Included in the quarter were impairments and other noncash charges totaling $2.8 billion, partially offset by gains on asset sales of $420 million. Foreign currency effects increased earnings in the quarter by $279 million compared with a decrease of $251 million a year earlier.
“The second quarter results reflected lower oil prices and our ongoing adjustment to a lower oil price world,” explained John Watson, Chevron chairman and chief executive officer. “In our upstream business, we recorded impairment and other charges on certain assets where revenue from expected oil and gas production is expected to be insufficient to recover costs.”
US upstream operations incurred a loss of $1.11 billion, down from a loss of $1.04 billion a year ago due to lower crude oil and natural gas realizations. In both quarters, depreciation expense was impacted by a similar amount of impairments and other charges.
Net production in the US of 682,000 boe/d was down 48,000 boe/d from a year earlier. Production increases due to project ramp-ups in the Marcellus shale in western Pennsylvania, the Gulf of Mexico, and the Permian basin in Texas and New Mexico were more than offset by the effect of asset sales, maintenance-related downtime, and normal field declines.

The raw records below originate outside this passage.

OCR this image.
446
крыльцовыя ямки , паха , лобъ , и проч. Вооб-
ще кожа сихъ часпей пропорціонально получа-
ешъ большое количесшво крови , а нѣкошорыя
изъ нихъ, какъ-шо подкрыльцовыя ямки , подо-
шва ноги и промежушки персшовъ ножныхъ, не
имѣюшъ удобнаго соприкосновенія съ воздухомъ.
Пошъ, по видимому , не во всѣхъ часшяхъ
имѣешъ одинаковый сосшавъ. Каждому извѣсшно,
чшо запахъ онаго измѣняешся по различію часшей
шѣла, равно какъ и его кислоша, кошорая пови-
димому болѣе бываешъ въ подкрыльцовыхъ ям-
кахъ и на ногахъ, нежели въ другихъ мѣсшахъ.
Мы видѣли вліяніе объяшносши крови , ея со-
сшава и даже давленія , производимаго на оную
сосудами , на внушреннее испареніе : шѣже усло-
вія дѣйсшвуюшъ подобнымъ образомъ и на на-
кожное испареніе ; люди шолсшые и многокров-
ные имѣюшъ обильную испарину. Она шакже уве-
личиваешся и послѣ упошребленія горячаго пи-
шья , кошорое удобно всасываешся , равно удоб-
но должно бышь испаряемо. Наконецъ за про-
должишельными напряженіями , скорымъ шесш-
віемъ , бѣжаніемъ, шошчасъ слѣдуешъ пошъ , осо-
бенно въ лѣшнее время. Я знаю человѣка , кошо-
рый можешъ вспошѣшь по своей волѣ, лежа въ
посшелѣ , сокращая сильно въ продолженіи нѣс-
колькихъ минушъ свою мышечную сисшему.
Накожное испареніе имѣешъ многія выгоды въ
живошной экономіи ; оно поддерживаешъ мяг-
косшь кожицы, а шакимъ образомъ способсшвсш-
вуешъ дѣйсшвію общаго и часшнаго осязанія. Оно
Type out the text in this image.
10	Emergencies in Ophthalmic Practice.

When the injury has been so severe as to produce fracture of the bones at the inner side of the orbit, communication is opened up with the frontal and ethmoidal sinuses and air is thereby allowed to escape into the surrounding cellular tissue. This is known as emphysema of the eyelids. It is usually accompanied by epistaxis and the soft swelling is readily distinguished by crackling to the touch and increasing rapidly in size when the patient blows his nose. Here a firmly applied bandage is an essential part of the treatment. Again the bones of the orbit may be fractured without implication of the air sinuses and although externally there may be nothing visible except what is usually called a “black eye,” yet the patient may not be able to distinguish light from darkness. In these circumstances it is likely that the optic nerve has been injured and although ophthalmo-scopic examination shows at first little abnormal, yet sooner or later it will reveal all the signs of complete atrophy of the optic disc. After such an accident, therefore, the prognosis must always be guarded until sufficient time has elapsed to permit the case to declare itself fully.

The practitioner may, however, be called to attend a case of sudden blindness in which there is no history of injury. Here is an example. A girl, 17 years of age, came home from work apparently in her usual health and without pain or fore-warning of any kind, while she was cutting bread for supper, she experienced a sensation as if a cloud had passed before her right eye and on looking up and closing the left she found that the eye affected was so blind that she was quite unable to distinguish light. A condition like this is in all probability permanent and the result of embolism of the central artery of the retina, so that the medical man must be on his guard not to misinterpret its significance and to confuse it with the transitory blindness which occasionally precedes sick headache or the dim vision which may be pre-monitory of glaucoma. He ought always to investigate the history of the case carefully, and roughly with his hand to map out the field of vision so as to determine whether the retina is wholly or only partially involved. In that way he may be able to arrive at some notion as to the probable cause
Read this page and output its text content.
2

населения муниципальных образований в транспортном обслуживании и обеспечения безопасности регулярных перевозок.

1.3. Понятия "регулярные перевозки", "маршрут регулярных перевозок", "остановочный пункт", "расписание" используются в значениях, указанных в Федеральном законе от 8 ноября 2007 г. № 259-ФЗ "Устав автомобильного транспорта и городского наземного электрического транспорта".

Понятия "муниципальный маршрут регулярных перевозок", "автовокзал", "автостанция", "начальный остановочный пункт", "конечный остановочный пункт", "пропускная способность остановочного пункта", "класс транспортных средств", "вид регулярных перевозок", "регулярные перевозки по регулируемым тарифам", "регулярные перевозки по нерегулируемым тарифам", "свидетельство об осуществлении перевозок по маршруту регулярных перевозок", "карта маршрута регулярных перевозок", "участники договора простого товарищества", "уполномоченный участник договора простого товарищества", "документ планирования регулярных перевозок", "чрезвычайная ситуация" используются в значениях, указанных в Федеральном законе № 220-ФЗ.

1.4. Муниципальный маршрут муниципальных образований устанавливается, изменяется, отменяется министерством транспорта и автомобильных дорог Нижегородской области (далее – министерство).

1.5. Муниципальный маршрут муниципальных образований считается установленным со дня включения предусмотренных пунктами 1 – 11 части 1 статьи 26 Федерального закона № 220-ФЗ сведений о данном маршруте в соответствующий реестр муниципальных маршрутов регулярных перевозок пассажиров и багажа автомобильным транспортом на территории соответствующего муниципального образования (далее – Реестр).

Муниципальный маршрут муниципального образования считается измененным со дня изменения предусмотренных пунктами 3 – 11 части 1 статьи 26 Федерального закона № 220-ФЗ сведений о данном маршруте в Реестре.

The net liquids component of production decreased 2% to 501,000 boe/d, while net natural gas production decreased 17% to 1.09 bcfd.
International upstream operations incurred a loss of $1.35 billion, down from a loss of $1.18 billion a year ago due to lower crude oil and natural gas realizations, higher impairments, and other charges, and lower gains on asset sales.
Worldwide production during the quarter was 2.53 million boe/d, down from 2.6 million b/d in the year-ago period. Production increases from project ramp-ups in the US, Angola, Canada, and other areas were more than offset by normal field declines, the effect of asset sales, the partitioned zone shut-in, maintenance-related downtime, and the effects of civil unrest in Nigeria.
US downstream operations earned $537 million, down from $731 million a year earlier due to lower margins on refined product sales and lower earnings from the 50%-owned Chevron Phillips Chemical Co. LLC. Refinery crude oil input in the second quarter increased 4% to 955,000 b/d from the year-ago period.
International downstream operations earned $741 million, down from $2.23 billion a year earlier due to the absence of a $1.6 billion gain from the sale of the company’s interest in Caltex Australia Ltd. in second-quarter 2015. Lower margins on refined product sales also contributed to the decline. Refinery crude oil input of 764,000 b/d in the quarter decreased 1% from the year-ago period.
Capital and exploratory expenditures in the first half totaled $12 billion, compared with $17.3 billion in first-half 2015. Expenditures for upstream represented 92% of the companywide total in the second quarter.